REVIEW: A Colt is My Passport - Takashi Nomura (1967)


Reviewed by Matthew Hardstaff

A Colt is My Passport was made as a B-movie. It’s quite obvious it had budgetary constraints. Rivers of blood had been flowing for years on celluloid in Japan by 1967, but it’s remarkably absent in a film about gangsters and assassins. It was shot on black and white film, 14 years after colour film was introduced to Japan . These weren’t creative choices. It had cast in its lead popular tough guy actor Jo Shishido, who would also star in Branded to Kill and Slaughter Gun that same year. It would end up being one of his favourite films, particularly because, up until 1967, he had usually played bad guys. That was his shtick. But he got several roles as a heroic lead that year, and Colt was the first. His sidekick was played by Jerry Fujio, a popular singer who actually performs a song in the film. Nikkatsu churned out its borderless “Action Cinema” like a machine, using the same stars, playing variations of the same role, in eerily similar films. It was at times genius in its re-imagining and re-inventing of Western cinema genres and motifs. It was also a sign of other Asian genre bending trends that would sprout up decades later.

Jo Shishido plays a hitman hired by a gangland boss to knock off his rival. He agrees, and, along with his sidekick played by Fujio, performs the task with precision and efficiency. Unfortunately, they’re double-crossed by the very man who hired them, but Shishido’s quick thinking leads to their escape. After a failed escape attempt, Shishido manages to smuggle out Fujio, staying behind to confront the boss and his gang for the climactic showdown. The story is simple, the dialogue is minimal, and the action is sparse. Narratively, and to some degree cinematically, the film owes a lot not just to the French New Wave, but Jean-Pierre Melville in particular. It echoes his tragic, minimalist film noirs. Shishido himself seems to embody the “cool” that Jean Paul Belmondo and Alain Delon captured so well on screen. This influence seems to precede what would come later with John Woo’s The Killer and a slew of other Hong Kong heroic bloodshed films. And while director Takashi Nomura didn’t depict the tragic elements quite so extreme as Melville or Woo, all three of them did channel the same ideals into their protagonist: a man who follows his own strict code, whether or not it brings about his own death, who at the same time manages to ooze “cool” through every fiber of his being. These men would never crack, and would never break. They would always maintain that air of confidence and panache. The completely random musical performance by Jerry Fujio evokes images of Elvis Presley, someone who heavily influenced the first generation of Nikkatsu Action films in the late 1950’s. The score obviously has roots in Spaghetti westerns, but, cinematically, so does much of the film.
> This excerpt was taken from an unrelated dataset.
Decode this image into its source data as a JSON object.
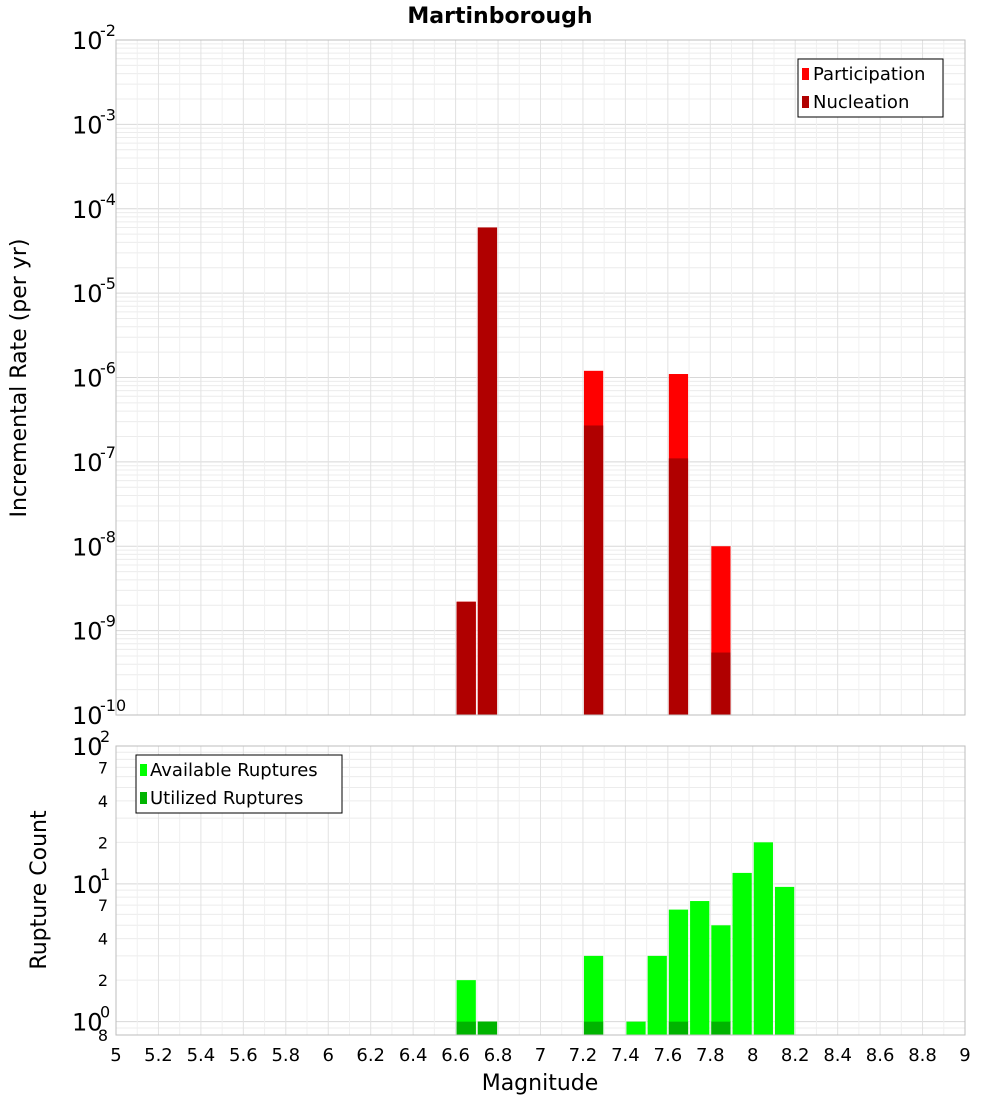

The fusion of these influences is epitomized wonderfully in the final shoot-out. Shishido takes on a small army of Yakuza goons at a dusty reclamation area. The scene is reminiscent of many Leone films, both in its expansive, desert-like location and its treatment of its lone gunman protagonist. And after the dust settles, and Shishido remains the last man standing, he manages to end in a pose that radiates such flair that one can’t help but be awed by its beauty. And that’s what A Colt is My Passport is: a beautiful film. Despite the limitations under which the film was made, it channels the French New wave, the American gangster film, the Spaghetti western and even a little Elvis into becoming a completely original and inspiring film, that embodies everything that is great about cinema. It is entertaining, compelling, and visually striking. It is the perfect embodiment of Nikkatsu’s borderless style.